2. Die materiellrechtliche Nachprüfung des Urteils aufgrund der Revisionsrechtfertigung führt zu einer Änderung des Schuld- und des Einziehungsausspruchs. Im Übrigen hat sich kein Rechtsfehler zum Nachteil des Angeklagten ergeben.

a) Die vom Landgericht getroffenen Feststellungen sind durch die Beweiswürdigung belegt und tragen die rechtliche Wertung, der Angeklagte habe sich in 21 Fällen jeweils wegen gewerbsmäßiger Einfuhr eines neuen psychoaktiven Stoffes in Tateinheit mit Beihilfe zum gewerbsmäßigen Handeltreiben mit einem neuen psychoaktiven Stoff gemäß § 4 Abs. 1 Nr. 1 Variante 1, Nr. 2 Buchst. b, Abs. 3 Nr. 1 Buchst. a Alternative 1 NpSG, §§ 27, 52, 53 StGB strafbar gemacht (vgl. zu den Konkurrenzen BGH, Beschluss vom 18. Juli 2024 - 5 StR 623/23, juris Rn. 25 zu § 34 KCanG). Den Urteilsgründen ist zu entnehmen, dass der Anwendungsbereich des Neuepsychoaktive-Stoffe-Gesetzes eröffnet ist und es sich bei dem konkret in Rede stehenden Ketamin nicht um Arzneimittel oder Tierarzneimittel handelte (§ 1 Abs. 2 Nr. 2 und 3 NpSG; vgl. auch BR-Drucks. 403/21 S. 27). Allerdings ist die von der Strafkammer zutreffend angenommene gewerbsmäßige Tatbegehung in der Urteilsformel zum Ausdruck zu bringen, da diese ein Qualifikationsmerkmal ist (s. entsprechend zu § 146 Abs. 2 StGB BGH, Beschluss vom 16. Mai 2018 - 1 StR 151/18, BGHR StGB § 146 Abs. 2 Gewerbsmäßig 3 Rn. 5).

b) Im Rechtsfolgenausspruch hat zwar die Strafe Bestand, die Anordnung der Einziehung jedoch nur teilweise.

aa) Der Strafausspruch enthält keinen Rechtsfehler zum Nachteil des Angeklagten (vgl. allgemein zu den Maßstäben BGH, Urteil vom 5. Mai 2022 - 3 StR 412/21, NStZ-RR 2022, 290, 292 mwN). Soweit das Landgericht für Ketamin einen Grenzwert für eine „nicht geringe Menge“ ermittelt und bei seiner Strafzumessung herangezogen hat, ist zwar zweifelhaft, ob ein solches Vorgehen erforderlich ist (in diesem Sinne aber BGH, Beschluss vom 11. Januar 2022 - 6 StR 461/21, BGHSt 67, 1); denn der Gesetzeswortlaut des § 4 NpSG nennt - anders als etwa § 29a Abs. 1 Nr. 2 BtMG oder § 34 Abs. 3 Satz 2 Nr. 4 KCanG - ein solches Merkmal nicht (kritisch Patzak, NStZ 2022, 370; s. auch BT-Drucks. 18/8964 S. 4). Jedoch liegt ein entsprechendes Vorgehen jedenfalls im Rahmen einer zulässigen tatgerichtlichen Bestimmung der schuldangemessenen Strafe.

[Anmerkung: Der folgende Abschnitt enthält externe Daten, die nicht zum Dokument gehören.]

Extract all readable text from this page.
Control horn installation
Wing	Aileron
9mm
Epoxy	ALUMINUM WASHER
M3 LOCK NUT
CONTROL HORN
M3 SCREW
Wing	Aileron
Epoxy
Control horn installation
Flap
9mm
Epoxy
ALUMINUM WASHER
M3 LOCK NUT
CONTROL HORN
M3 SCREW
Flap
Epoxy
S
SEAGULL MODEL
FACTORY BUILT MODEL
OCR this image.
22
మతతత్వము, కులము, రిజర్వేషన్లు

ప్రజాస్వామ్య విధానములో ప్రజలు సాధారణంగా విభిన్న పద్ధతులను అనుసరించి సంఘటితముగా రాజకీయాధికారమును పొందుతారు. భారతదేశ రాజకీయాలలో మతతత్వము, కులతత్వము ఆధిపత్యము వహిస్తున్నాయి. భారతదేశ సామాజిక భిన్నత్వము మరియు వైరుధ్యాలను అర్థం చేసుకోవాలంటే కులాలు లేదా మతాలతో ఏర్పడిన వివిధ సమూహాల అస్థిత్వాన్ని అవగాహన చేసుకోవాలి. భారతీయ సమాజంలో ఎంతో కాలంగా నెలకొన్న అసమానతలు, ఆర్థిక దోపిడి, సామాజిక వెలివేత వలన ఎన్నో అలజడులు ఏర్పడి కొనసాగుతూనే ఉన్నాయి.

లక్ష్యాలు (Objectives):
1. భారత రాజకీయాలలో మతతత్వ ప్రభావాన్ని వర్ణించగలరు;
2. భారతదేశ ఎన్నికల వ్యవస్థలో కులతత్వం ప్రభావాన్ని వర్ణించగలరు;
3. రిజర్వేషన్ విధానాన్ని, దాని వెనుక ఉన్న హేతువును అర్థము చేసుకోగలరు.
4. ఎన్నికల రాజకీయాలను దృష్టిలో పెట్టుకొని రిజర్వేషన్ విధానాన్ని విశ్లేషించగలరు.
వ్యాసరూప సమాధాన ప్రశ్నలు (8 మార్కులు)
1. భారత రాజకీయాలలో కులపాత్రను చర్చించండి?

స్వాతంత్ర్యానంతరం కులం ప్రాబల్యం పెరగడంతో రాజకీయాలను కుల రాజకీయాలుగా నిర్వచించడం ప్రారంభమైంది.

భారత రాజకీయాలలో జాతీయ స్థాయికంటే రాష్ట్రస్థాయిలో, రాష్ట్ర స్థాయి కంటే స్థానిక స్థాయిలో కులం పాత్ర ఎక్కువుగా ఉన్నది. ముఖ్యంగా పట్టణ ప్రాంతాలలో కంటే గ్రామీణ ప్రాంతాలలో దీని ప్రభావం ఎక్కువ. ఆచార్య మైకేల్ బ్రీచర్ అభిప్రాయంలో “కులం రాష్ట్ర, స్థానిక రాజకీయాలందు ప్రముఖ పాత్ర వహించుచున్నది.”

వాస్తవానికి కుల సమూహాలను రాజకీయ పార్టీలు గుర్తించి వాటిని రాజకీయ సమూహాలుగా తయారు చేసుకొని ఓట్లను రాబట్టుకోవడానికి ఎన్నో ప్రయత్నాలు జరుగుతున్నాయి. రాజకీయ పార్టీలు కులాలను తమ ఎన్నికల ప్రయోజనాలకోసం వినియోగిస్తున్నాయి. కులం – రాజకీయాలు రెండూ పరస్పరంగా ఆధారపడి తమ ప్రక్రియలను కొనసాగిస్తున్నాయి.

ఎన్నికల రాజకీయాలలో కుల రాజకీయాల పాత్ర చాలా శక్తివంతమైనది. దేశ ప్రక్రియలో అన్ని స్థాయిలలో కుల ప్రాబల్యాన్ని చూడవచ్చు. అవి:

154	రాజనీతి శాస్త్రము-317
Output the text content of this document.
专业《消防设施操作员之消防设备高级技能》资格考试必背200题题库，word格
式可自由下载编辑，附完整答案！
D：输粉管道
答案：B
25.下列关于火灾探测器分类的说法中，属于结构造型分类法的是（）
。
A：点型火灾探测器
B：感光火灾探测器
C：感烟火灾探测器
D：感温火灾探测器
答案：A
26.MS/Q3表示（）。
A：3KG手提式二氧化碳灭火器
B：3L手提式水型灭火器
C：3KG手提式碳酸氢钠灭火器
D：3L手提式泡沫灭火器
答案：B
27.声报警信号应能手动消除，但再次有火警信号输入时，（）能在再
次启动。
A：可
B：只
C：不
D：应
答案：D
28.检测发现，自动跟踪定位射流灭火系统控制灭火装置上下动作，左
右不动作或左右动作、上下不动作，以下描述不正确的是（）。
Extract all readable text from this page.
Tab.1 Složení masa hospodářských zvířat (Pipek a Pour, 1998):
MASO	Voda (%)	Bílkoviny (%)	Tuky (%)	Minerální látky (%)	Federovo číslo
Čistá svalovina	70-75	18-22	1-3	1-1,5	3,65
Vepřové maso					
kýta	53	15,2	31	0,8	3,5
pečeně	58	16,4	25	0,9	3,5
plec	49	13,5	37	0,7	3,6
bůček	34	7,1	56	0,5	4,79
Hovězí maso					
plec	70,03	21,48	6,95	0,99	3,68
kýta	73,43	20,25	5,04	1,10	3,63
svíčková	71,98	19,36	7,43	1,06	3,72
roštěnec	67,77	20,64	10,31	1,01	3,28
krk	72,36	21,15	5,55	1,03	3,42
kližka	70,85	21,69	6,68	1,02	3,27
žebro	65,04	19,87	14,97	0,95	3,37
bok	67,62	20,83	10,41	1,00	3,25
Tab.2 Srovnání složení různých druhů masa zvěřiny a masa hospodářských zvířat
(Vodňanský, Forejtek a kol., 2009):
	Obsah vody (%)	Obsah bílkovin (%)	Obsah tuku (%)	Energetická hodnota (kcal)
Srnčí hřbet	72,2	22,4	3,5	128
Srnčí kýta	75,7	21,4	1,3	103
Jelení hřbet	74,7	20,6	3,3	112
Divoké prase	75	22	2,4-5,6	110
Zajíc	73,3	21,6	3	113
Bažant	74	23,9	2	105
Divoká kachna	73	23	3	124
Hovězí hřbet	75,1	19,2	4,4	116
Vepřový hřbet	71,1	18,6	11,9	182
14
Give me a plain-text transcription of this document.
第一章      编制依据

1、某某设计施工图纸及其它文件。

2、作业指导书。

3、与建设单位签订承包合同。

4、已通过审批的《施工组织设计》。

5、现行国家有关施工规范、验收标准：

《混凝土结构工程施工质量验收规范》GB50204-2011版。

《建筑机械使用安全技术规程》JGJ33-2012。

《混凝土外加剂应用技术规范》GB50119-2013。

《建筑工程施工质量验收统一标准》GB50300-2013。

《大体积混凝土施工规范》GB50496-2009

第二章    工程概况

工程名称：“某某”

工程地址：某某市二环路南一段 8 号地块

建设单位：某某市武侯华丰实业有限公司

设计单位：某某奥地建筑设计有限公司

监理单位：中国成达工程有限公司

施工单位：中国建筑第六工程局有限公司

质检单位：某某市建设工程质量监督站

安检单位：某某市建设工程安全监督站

bb) Die auf § 73 Abs. 1, § 73c Satz 1 StGB gestützte Einziehung des Wertes von Taterträgen ist von 4.200 € auf einen Betrag von 2.100 € zu reduzieren, weil der Angeklagte nach den Feststellungen als Entgelt für die Taten lediglich jeweils 100 € pro Kurierfahrt erhielt. Bei den zusätzlich gezahlten 100 € für „Spritgeld“ und Porto handelt es sich nicht um Tatertrag, sondern um zur Begehung der Tat bestimmte Tatmittel im Sinne des § 74 Abs. 1 Alternative 2 StGB. Die Einziehung des Wertes dieser Mittel ist nur unter den gegenüber § 73c StGB engeren Voraussetzungen des § 74c Abs. 1 StGB möglich (vgl. BGH, Beschluss vom 26. Juli 2022 - 3 StR 193/22, juris Rn. 9 mwN). Dazu müsste der Täter die Einziehung des ursprünglichen Einziehungsgegenstandes nach der Tatbegehung vereitelt haben. Die bestimmungsgemäße Verwendung erlangter Tatmittel stellt gerade keine solche Vereitelungshandlung dar (s. BGH, Urteil vom 18. November 2021 - 3 StR 131/21, juris Rn. 17 mwN). Da nach den Urteilsgründen ausgeschlossen ist, dass sich noch ergänzende Feststellungen treffen lassen, die hier eine Einziehung des Wertes überlassener Tatmittel begründen könnten, setzt der Senat entsprechend § 354 Abs. 1 StPO den Einziehungsbetrag auf verbleibende 2.100 € herab.

cc) Die Einziehung des sichergestellten Ketamins nach § 5 NpSG, § 74 Abs. 2 StGB weist keinen durchgreifenden Rechtsfehler auf (vgl. entsprechend zu § 33 BtMG BGH, Urteil vom 18. Oktober 2018 - 3 StR 330/18, juris Rn. 5 mwN; zur Bezeichnung etwa BGH, Urteil vom 23. Oktober 2024 - 2 StR 186/24, juris Rn. 17 mwN).

3. Angesichts des geringen Teilerfolgs der Revision ist es nicht unbillig, den Angeklagten mit den gesamten durch sein Rechtsmittel entstandenen Kosten und Auslagen zu belasten (§ 473 Abs. 4 StPO).